England’s farmers to be paid to rewild land

14 comments
  1. A genuinely good idea. Honestly the entire CAP should transition to this. Better for domestic environments, better for developing nations, and good for farmers. If we can make “protecting and restoring the environment” a viable industry it’d do wonders. I’d love to see a uk baded carbon credits scheme to pay for it all tbh.

  2. I believed that this was already happening, purely from my viewing of Clarkson’s Farm on Amazon (I admit not necessarily the most accurate source of information) but he mentioned on there that there was already incentives to rewild farm land.

  3. I wonder if this has anything to do with a shortage of people to work the fields. No fields -> no need to hire foreign workers who have become scarce due to Brexit.

    Won’t do any good with regards to the amount of food imports the UK has to rely on to feed the population.

  4. Is this more likely to just be leaving land fallow or actual active rewilding?
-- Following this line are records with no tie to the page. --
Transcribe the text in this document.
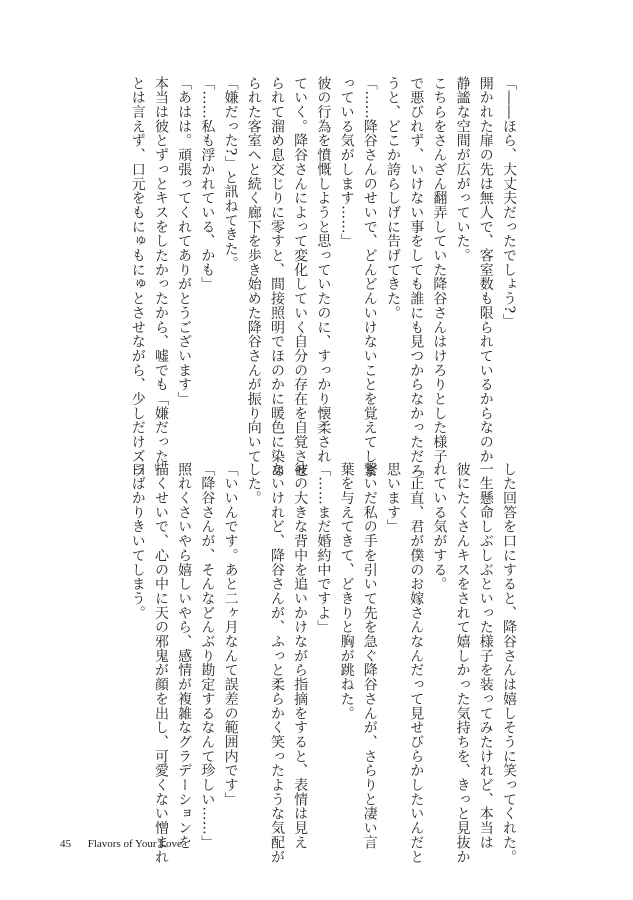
「――ほら、大丈夫だったでしょう?」
開かれた扉の先は無人で、客室数も限られているからなのか
静謐な空間が広がっていた。
こちらをさんざん翻弄していた降谷さんはけろりとした様子
で悪びれず、いけない事をしても誰にも見つからなかっただろ
うと、どこか誇らしげに告げてきた。
「……降谷さんのせいで、どんどんいけないことを覚えてしま
っている気がします……」
彼の行為を憤慨しようと思っていたのに、すっかり懐柔され
ていく。降谷さんによって変化していく自分の存在を自覚させ
られて溜め息交じりに零すと、間接照明でほのかに暖色に染め
られた客室へと続く廊下を歩き始めた降谷さんが振り向いて
「嫌だった?」と訊ねてきた。
「……私も浮かれている、かも」
「あはは。頑張ってくれてありがとうございます」
本当は彼とずっとキスをしたかったから、嘘でも「嫌だった」
とは言えず、口元をもにゅもにゅとさせながら、少しだけズラ
した回答を口にすると、降谷さんは嬉しそうに笑ってくれた。
一生懸命しぶしぶといった様子を装ってみたけれど、本当は
彼にたくさんキスをされて嬉しかった気持ちを、きっと見抜か
れている気がする。
「正直、君が僕のお嫁さんなんだって見せびらかしたいんだと
思います」
繋いだ私の手を引いて先を急ぐ降谷さんが、さらりと凄い言
葉を与えてきて、どきりと胸が跳ねた。
「……まだ婚約中ですよ」
彼の大きな背中を追いかけながら指摘をすると、表情は見え
ないけれど、降谷さんが、ふっと柔らかく笑ったような気配が
した。
「いいんです。あと二ヶ月なんて誤差の範囲内です」
「降谷さんが、そんなどんぶり勘定するなんて珍しい……」
照れくさいやら嬉しいやら、感情が複雑なグラデーションを
描くせいで、心の中に天の邪鬼が顔を出し、可愛くない憎まれ
口ばかりきいてしまう。
45 Flavors of Your Love
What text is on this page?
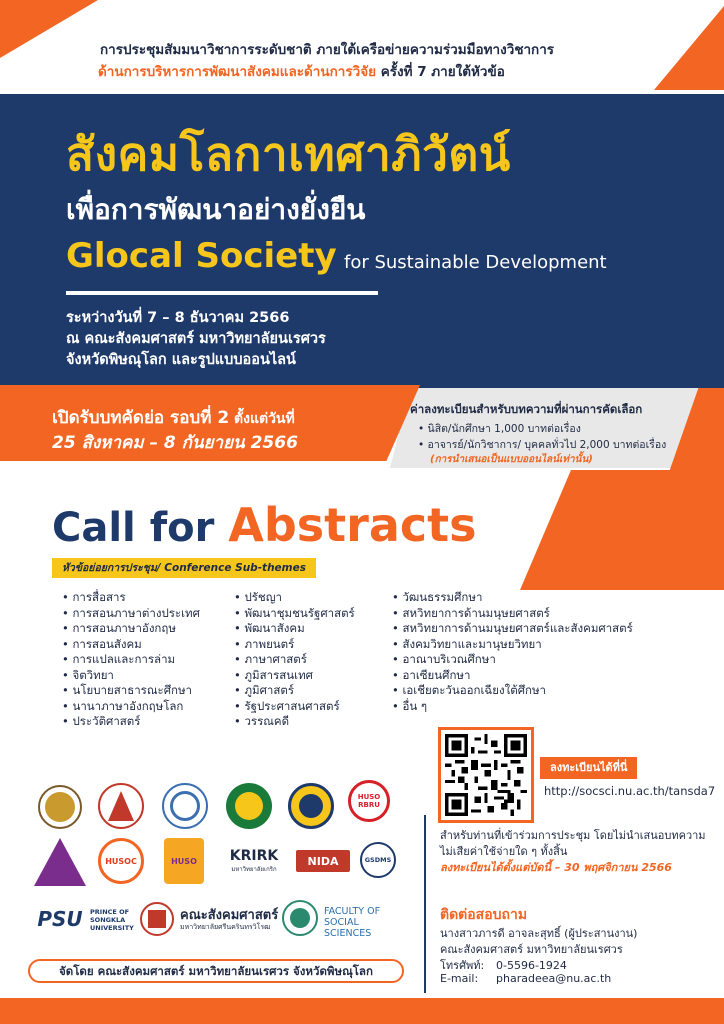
การประชุมสัมมนาวิชาการระดับชาติ ภายใต้เครือข่ายความร่วมมือทางวิชาการ
ด้านการบริหารการพัฒนาสังคมและด้านการวิจัย ครั้งที่ 7 ภายใต้หัวข้อ
สังคมโลกาเทศาภิวัตน์
เพื่อการพัฒนาอย่างยั่งยืน
Glocal Society for Sustainable Development
ระหว่างวันที่ 7 – 8 ธันวาคม 2566
ณ คณะสังคมศาสตร์ มหาวิทยาลัยนเรศวร
จังหวัดพิษณุโลก และรูปแบบออนไลน์
เปิดรับบทคัดย่อ รอบที่ 2 ตั้งแต่วันที่
25 สิงหาคม – 8 กันยายน 2566
ค่าลงทะเบียนสำหรับบทความที่ผ่านการคัดเลือก
• นิสิต/นักศึกษา 1,000 บาทต่อเรื่อง
• อาจารย์/นักวิชาการ/ บุคคลทั่วไป 2,000 บาทต่อเรื่อง
(การนำเสนอเป็นแบบออนไลน์เท่านั้น)
Call for Abstracts
หัวข้อย่อยการประชุม/ Conference Sub-themes
• การสื่อสาร
• การสอนภาษาต่างประเทศ
• การสอนภาษาอังกฤษ
• การสอนสังคม
• การแปลและการล่าม
• จิตวิทยา
• นโยบายสาธารณะศึกษา
• นานาภาษาอังกฤษโลก
• ประวัติศาสตร์
• ปรัชญา
• พัฒนาชุมชนรัฐศาสตร์
• พัฒนาสังคม
• ภาพยนตร์
• ภาษาศาสตร์
• ภูมิสารสนเทศ
• ภูมิศาสตร์
• รัฐประศาสนศาสตร์
• วรรณคดี
• วัฒนธรรมศึกษา
• สหวิทยาการด้านมนุษยศาสตร์
• สหวิทยาการด้านมนุษยศาสตร์และสังคมศาสตร์
• สังคมวิทยาและมานุษยวิทยา
• อาณาบริเวณศึกษา
• อาเซียนศึกษา
• เอเชียตะวันออกเฉียงใต้ศึกษา
• อื่น ๆ
ลงทะเบียนได้ที่นี่
http://socsci.nu.ac.th/tansda7
HUSO RBRU
HUSOC	HUSO	KRIRK
มหาวิทยาลัยเกริก
NIDA	GSDMS
PSU	PRINCE OF SONGKLA UNIVERSITY
คณะสังคมศาสตร์
มหาวิทยาลัยศรีนครินทรวิโรฒ
FACULTY OF SOCIAL SCIENCES
สำหรับท่านที่เข้าร่วมการประชุม โดยไม่นำเสนอบทความ
ไม่เสียค่าใช้จ่ายใด ๆ ทั้งสิ้น
ลงทะเบียนได้ตั้งแต่บัดนี้ – 30 พฤศจิกายน 2566
ติดต่อสอบถาม
นางสาวภารดี อาจละสุทธิ์ (ผู้ประสานงาน)
คณะสังคมศาสตร์ มหาวิทยาลัยนเรศวร
โทรศัพท์: 0-5596-1924
E-mail: pharadeea@nu.ac.th
จัดโดย คณะสังคมศาสตร์ มหาวิทยาลัยนเรศวร จังหวัดพิษณุโลก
There’s a lot of ‘could’s without a huge amount of details of how they expect farmers to actually do it

  5. Why do I feel like this will most benefit Tory landowners with huge amounts of unused land, who can now get funding to do nothing?

  6. Does nobody want food to be grown in this country? We have some of the most productive high yielding land in the world here, and we are exporting our environmental damage to countries that are less able to cope or bother. Not to mention keeping at least some semblance of food security.
    Production and good stewardship can go hand in hand but that doesn’t usually happen when you completely rewild the landscape.

  7. The issue with this is that ‘rewilding’ tend to mean abandoning any productive use of the land, with the article stating ‘will lead to vast tracts of land being newly managed to conserve species, provide habitats for wildlife and restore health to rivers and streams’. This in turn will require unending tax payer funding, which tends to ultimately be unsustainable.

    Obviously on the face of it restoring habitat and improving biodiversity is a good thing, but it need to be done in partnership with farming, rather than an alternative to farming. If COVID, Brexit and all the supply chain issues has taught us anything, we should be growing more of our own food rather than importing it.

    For farmers to play a new and improved role as stewards or nature, carbon and public health, there needs to be some profound changes in farming. A strong start would be a return to mixed farming. Instead of fertilising crops with synthetic nitrogen (the price of which has tripled over recent years), fertility should be built with crop rotation with a regenerative phase, ideally grass or clover (though certain cover crops are also suitable) followed by several years of crops for human consumption – then rinse and repeat. There should also be renewed investment in woodland management and hedgerow grants – though the UK is already rather good at this.

    The issue is that undergoing this farming transition puts a lot of financial strain on farmers. As an example, a 1000 acre all arable farm in the fertile east of England with fences rather than hedgerows, could become a diverse enterprise through the reintroduction of livestock to utilise grass for fertility building phase from crop rotation. Wire fences should be removed where possible and replaced with natural hedgerows. This however needs investment and if farmers are not paid to work sustainably, they will not be able to make the transition.

    The alternative to the above method, as the article describes, is basically more intensive farming on the best land and leave the less desirable lands to be rewilded and unused for any form of agriculture. I think this is the wrong approach, not that I am against improved biodiversity and conservation, or rewilding (in moderation – plus the term is still so undefined and chucked about by the media and politicians that’s is basically meaningless), but the key challenge is to feed people using farming systems that work in harmony with nature, rather than one or the other, thus preserving the biodiversity we have lost and creating a more sustainable and eco-friendly system going forward.

  8. All for this but I’ve got my doubts. Where I live three huge wild meadow fields (the type they get paid for provided they cut once a year for haylage, pretty ‘countryside’ fields full of wild flowers and animals), have been treated with weedkiller, had huge amounts of feetiliser plowed in, and turned over to crops thus last year. The suspicion is that they have become economically viable due to the effects of the b word.

  9. Yes but they are paying for good quality land, in Wales they are leaving the barrens mountains and planting up good fields.

    Whilst complaining about the number of slag heaps that are at risk of land slip in the rainy season

  10. Farmers to be paid. Whether they do anything for the money isn’t clear. Given how badly previous programs performed at anything other than throwing money at farmers it not very likely…

  11. Hang on, I thought the government was against paying people money to do nothing. That’s why they cut benefits so much for people looking for jobs.

    Now they’re trying to tell us that actually, doing nothing and getting paid is cool and good, but *only* if you’re the type of landowner who votes conservative already?